Карло вернулся на свое место за письменным столом и сложил перед собой удивительно белые ухоженные руки. Я принялась внимательно — почти придирчиво — рассматривать его. Все в нем было приятно и безупречно: и узкое лицо, и темные серьезные глаза, и сшитый из тонкого зеленого сукна камзол с золотыми пуговицами, и белые кружевные сборки вокруг ворота, смягчавшие его внешнюю суровость. Я почувствовала успокаивающее действие его мелодичного голоса:

— Я поспешил приехать, чтобы оказать вам поддержку в столь трудное время.

К моим глазам подступили слезы. Карло протянул мне свой белоснежный, надушенный платок.

— Я знаю, как тяжело вам пришлось, Феличина, — звучали его утешительные слова. — И теперь я хотел бы помочь вам.

— Благодарю вас, — сказала я сдавленно и высморкалась в платок. Мне, впрочем, показалось, что благородные дамы не должны так громко сморкаться. И еще я не знала, следует ли вернуть использованный платок; пока что я нерешительно вертела его в руках.
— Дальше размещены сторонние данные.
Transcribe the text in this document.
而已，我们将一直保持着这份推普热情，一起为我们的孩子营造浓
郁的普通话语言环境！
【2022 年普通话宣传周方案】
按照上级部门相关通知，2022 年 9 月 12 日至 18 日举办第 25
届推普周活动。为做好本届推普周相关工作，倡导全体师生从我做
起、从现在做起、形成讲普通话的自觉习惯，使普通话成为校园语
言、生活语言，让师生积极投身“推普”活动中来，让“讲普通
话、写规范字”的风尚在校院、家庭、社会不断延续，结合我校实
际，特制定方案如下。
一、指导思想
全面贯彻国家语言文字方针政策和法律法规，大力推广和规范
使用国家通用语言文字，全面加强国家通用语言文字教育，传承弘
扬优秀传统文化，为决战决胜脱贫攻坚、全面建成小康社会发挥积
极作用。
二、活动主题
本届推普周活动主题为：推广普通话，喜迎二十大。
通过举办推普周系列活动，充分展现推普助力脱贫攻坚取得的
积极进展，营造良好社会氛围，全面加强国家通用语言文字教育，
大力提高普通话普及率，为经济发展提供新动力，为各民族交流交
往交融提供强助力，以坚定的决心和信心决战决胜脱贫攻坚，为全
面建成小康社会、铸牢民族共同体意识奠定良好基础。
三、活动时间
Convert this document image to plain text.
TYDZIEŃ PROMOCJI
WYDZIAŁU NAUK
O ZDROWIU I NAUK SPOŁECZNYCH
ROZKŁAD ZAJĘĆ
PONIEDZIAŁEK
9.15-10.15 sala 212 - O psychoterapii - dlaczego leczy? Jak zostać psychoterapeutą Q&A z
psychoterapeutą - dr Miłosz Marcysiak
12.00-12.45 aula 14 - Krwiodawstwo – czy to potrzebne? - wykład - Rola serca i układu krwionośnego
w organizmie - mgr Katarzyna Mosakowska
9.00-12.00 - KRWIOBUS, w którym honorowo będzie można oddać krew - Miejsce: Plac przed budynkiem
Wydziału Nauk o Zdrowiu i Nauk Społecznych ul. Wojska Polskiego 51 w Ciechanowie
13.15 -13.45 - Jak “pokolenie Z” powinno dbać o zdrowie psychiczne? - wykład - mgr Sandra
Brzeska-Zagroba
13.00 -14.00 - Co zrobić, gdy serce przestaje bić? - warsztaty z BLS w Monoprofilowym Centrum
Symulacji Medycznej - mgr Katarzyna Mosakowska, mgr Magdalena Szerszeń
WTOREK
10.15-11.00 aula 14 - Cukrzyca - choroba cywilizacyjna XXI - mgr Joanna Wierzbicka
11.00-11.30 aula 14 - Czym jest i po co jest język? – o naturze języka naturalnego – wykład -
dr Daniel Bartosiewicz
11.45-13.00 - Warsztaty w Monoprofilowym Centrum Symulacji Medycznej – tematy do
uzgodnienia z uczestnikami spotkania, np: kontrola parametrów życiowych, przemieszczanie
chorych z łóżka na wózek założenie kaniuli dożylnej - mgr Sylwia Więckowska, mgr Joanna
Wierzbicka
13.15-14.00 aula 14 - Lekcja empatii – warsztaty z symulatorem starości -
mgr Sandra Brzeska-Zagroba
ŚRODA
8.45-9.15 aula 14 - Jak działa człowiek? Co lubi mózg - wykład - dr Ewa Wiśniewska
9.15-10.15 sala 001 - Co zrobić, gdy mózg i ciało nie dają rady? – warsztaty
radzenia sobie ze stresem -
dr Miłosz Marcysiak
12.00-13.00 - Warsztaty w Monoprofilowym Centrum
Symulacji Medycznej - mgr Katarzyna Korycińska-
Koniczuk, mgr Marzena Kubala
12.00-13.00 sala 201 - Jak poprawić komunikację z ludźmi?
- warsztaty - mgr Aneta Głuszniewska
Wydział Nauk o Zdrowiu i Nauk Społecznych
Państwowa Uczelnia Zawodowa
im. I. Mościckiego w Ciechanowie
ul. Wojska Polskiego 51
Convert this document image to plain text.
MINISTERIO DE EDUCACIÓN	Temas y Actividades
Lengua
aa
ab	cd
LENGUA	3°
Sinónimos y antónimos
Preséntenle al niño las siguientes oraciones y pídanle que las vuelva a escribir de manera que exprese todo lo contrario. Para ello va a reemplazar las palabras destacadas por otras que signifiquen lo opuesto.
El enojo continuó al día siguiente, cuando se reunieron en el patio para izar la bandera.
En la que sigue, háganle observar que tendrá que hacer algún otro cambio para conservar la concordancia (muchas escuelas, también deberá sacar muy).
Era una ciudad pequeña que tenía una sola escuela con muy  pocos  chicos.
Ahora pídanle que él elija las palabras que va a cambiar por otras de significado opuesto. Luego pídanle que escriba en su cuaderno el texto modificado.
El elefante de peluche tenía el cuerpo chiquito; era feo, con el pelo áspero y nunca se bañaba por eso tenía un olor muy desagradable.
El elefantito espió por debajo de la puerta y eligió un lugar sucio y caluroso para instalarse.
Карло перегнулся через стол и осторожно вытер слезы на моих щеках. Я подняла голову и улыбнулась ему. Его ладонь задержалась на моей щеке — на целый удар сердца, — затем он отнял ее и откинулся назад.

— Вы такая красивая, когда улыбаетесь. — Сейчас он смотрел на меня просто как смотрит мужчина на женщину, и его голос чуть дрогнул. — Что я должен сделать, чтобы вы снова стали счастливой?

Я пожала плечами с привычной уже беспомощностью. В принципе, его интерес ко мне, как и произведенное на него впечатление, значительно ободрил меня.

— У вас есть какие-нибудь планы на будущее?

— Отец хотел, чтобы я вышла замуж за одного из моих кузенов, но… — Я сделала паузу.

— А вы не знаете, кого из кузенов он имел в виду?

— Он оставил выбор за мной. Я сказала, что выйду замуж только за человека, которого буду любить. И я хочу дождаться этого единственного для меня мужчину.

Карло опустил взгляд.

— Вы обязательно дождетесь его. Ведь главное — чтобы вы были счастливы.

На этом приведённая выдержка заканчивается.